Cônjuge do jornalista que denunciou vigilância da NSA foi detido no aeroporto de Londres

Brasileiro arbitrariamente detido em Londres

David Miranda (esquerda) e o jornalista Glenn Greenwald, no Rio de Janeiro. David foi detido por autoridades inglesas no aeroporto de Heathrow.  Arquivo Pessoal/Jornal O Globo


David Miranda tem um relacionamento estável com o jornalista Glenn Greenwald, autor das reportagens que revelaram a vigilância de civis pela NSA (Agência de Segurança dos Estados Unidos).
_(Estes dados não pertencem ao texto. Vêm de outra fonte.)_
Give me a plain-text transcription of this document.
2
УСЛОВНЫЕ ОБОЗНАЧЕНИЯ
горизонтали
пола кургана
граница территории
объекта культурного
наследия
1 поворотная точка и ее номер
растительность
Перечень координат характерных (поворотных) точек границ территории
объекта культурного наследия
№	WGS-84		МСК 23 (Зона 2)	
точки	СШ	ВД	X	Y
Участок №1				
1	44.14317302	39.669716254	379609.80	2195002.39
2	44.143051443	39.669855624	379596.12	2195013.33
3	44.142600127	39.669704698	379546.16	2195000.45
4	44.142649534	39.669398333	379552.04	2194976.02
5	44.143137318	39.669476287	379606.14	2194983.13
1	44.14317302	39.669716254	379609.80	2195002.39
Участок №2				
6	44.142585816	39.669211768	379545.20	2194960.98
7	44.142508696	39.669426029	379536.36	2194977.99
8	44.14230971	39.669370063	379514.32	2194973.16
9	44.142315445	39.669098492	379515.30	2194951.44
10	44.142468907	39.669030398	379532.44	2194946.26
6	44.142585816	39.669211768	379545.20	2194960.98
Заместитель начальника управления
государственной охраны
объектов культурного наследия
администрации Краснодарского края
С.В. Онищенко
Domingo passado, 18/08, ele foi detido no aeroporto de Heathrow, Londres.

De acordo com o jornal O Globo online, David retornava para o Rio de Janeiro de uma viagem a Berlim, quando foi parado por oficiais e informado que seria interrogado com base no artigo 7 da lei de terrorismo, de 2000, que se aplica apenas em aeroportos, portos e áreas de fronteira, permitindo aos agentes deter e interrogar indivíduos.

O jovem de 28 anos ficou detido por nove horas, o máximo que a lei permite antes que seja solto ou formalmente preso. De acordo com autoridades, a maioria das investigações com base nesta lei - 97% - dura menos de uma hora, e apenas uma a cada duas mil pessoas fica detida por mais de seis horas.

Miranda foi solto sem nenhuma acusação, mas os agentes confiscaram equipamentos eletrônicos, incluindo telefone celular, laptop, câmera, cartões de memória, DVDs e jogos.

Em nota, o Ministério das Relações Exteriores manifestou "grave preocupação com o episódio" e disse que "trata-se de medida injustificável por envolver indivíduo contra quem não pesam quaisquer acusações que possam legitimar o uso de referida legislação". O governo brasileiro também afirmou esperar que incidentes como este "não se repitam".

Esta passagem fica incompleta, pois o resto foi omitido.